Kimiko Hahn

Two Golden Shovels Tada Chimako and Issa
September 26, 2025 Hahn Kimiko

Two Golden Shovels Tada Chimako and Issa

 

[Summer thin]
a golden shovel with Tada Chimako

 

What more about summer
except one’s dress is thin
and increasingly a
cinerary shade. The wind is gaining
swirls of soot from the
wildfires. Buckling under the weight
of worry, no one can breathe a breath of
embers. Air, is your Future this death–?

 

(Haiku translated by Hiroaki Sato, with permission to use.)

 

[Even when I am] i.
a golden shovel with Issa

 

Even on a mountain peak, even
in a cliff, I think of a
sea–more, of sandbar and clam.
Not to slurp down after the mollusk opens
in a bucket of plain water. Closer to his
–my husband’s–big
heart, his salty mouth.
Then I recall space and how singing
soars. As if a gull became a skylark.

 

 

(Haiku translated by Hiroaki Sato, with permission to use.)

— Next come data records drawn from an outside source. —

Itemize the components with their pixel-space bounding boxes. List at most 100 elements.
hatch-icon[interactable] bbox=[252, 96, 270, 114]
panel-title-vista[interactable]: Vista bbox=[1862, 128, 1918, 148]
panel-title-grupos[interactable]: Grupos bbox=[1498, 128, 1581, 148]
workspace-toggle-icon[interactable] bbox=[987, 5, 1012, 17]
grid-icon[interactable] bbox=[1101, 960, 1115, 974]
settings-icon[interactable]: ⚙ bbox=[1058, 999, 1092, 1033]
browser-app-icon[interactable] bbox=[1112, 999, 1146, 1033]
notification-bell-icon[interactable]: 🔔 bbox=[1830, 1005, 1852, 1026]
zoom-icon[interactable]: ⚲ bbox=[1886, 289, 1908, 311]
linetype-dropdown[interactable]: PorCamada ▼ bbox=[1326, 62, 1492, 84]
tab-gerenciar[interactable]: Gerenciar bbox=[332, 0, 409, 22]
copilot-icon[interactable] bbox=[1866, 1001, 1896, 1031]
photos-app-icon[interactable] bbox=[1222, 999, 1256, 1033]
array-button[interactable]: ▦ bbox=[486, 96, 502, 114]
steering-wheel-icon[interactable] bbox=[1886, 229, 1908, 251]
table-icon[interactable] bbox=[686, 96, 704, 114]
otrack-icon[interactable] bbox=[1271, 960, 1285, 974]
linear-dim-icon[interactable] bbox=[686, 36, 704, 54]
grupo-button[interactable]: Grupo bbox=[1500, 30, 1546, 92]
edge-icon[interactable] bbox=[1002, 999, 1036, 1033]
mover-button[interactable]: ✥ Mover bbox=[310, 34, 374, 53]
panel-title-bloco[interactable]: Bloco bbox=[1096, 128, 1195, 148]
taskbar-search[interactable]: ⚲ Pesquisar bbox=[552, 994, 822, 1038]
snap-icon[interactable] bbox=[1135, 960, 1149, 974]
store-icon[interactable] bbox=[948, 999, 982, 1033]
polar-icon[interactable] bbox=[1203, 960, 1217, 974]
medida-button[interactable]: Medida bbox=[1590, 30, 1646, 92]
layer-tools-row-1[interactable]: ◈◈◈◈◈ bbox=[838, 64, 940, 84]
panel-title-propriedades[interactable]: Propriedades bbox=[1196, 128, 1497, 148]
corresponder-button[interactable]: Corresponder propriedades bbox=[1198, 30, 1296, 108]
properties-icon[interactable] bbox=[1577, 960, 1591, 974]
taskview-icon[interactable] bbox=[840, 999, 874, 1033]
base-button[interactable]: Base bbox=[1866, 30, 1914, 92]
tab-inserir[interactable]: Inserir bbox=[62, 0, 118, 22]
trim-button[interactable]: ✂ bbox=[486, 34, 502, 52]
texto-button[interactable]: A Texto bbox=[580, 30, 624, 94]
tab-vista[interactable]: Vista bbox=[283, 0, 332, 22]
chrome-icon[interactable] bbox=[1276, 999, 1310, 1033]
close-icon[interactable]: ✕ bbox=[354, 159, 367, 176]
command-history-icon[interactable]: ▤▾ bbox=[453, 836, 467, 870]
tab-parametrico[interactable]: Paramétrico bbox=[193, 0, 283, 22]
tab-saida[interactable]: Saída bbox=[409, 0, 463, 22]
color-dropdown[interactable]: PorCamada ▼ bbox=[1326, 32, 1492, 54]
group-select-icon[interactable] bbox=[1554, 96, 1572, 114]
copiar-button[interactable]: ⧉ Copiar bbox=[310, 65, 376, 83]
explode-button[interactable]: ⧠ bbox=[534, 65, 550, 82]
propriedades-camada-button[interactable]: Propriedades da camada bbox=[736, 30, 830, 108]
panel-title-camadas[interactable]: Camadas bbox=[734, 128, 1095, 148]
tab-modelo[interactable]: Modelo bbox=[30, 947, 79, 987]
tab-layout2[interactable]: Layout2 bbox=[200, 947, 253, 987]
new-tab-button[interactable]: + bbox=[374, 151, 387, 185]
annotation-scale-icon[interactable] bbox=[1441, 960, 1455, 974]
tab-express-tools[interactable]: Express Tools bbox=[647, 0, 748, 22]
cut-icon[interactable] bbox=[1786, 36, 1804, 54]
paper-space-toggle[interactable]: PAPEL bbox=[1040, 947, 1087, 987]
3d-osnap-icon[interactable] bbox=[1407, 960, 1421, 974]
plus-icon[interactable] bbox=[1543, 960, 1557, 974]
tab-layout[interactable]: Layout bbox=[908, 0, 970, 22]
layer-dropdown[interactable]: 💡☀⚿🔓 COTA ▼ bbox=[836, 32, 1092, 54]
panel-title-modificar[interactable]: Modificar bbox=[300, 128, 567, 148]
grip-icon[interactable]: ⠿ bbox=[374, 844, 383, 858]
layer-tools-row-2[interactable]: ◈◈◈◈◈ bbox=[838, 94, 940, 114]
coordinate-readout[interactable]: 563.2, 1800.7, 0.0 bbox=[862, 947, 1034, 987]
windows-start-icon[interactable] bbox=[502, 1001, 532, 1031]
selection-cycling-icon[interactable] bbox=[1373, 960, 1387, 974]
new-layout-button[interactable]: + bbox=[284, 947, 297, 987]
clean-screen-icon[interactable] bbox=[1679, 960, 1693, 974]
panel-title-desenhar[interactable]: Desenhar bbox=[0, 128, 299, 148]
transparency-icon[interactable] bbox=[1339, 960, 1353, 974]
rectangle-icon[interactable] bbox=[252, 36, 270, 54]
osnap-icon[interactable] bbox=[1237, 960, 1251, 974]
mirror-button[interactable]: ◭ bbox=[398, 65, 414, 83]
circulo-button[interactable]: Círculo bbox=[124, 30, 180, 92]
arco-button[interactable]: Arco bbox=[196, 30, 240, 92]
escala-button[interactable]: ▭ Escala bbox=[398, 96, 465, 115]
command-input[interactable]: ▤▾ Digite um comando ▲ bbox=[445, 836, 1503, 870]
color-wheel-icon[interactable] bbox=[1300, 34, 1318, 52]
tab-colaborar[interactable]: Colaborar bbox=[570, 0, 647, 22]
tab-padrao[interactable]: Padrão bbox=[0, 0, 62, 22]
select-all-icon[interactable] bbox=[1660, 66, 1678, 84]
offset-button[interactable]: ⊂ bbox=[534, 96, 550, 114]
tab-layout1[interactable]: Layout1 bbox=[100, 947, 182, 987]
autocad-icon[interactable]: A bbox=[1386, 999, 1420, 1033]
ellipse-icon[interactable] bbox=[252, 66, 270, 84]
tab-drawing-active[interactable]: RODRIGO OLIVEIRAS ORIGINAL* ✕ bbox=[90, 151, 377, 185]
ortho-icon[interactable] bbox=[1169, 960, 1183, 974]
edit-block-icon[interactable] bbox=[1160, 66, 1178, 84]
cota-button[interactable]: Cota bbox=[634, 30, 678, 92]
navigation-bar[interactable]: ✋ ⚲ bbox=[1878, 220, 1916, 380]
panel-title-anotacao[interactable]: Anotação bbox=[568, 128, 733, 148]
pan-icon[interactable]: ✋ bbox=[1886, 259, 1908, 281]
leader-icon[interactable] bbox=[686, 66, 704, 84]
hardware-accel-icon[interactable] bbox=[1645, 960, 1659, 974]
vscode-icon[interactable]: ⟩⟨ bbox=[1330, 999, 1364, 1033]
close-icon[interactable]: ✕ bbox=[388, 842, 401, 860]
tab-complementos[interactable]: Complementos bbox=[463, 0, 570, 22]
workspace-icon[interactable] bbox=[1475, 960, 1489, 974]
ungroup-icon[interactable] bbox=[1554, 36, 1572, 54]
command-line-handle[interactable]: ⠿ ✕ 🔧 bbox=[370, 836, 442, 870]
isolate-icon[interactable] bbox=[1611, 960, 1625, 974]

Kimiko Hahn is the author of eleven collections, most recently The Ghost Forest: new and selected poems. Her subjects range from identity to current events to science. In the new work, she continues to play with Eastern, Western and hybrid forms–and she invents new forms that pay homage to past writers. Among her honors is the 2023 recipient of the Ruth Lilly Prize for Lifetime Achievement from The Poetry Foundation and she is a Chancellor at the Academy of American Poets. Hahn teaches in the MFA Program for Creative Writing and Literary Translation at Queens College, City University of New York.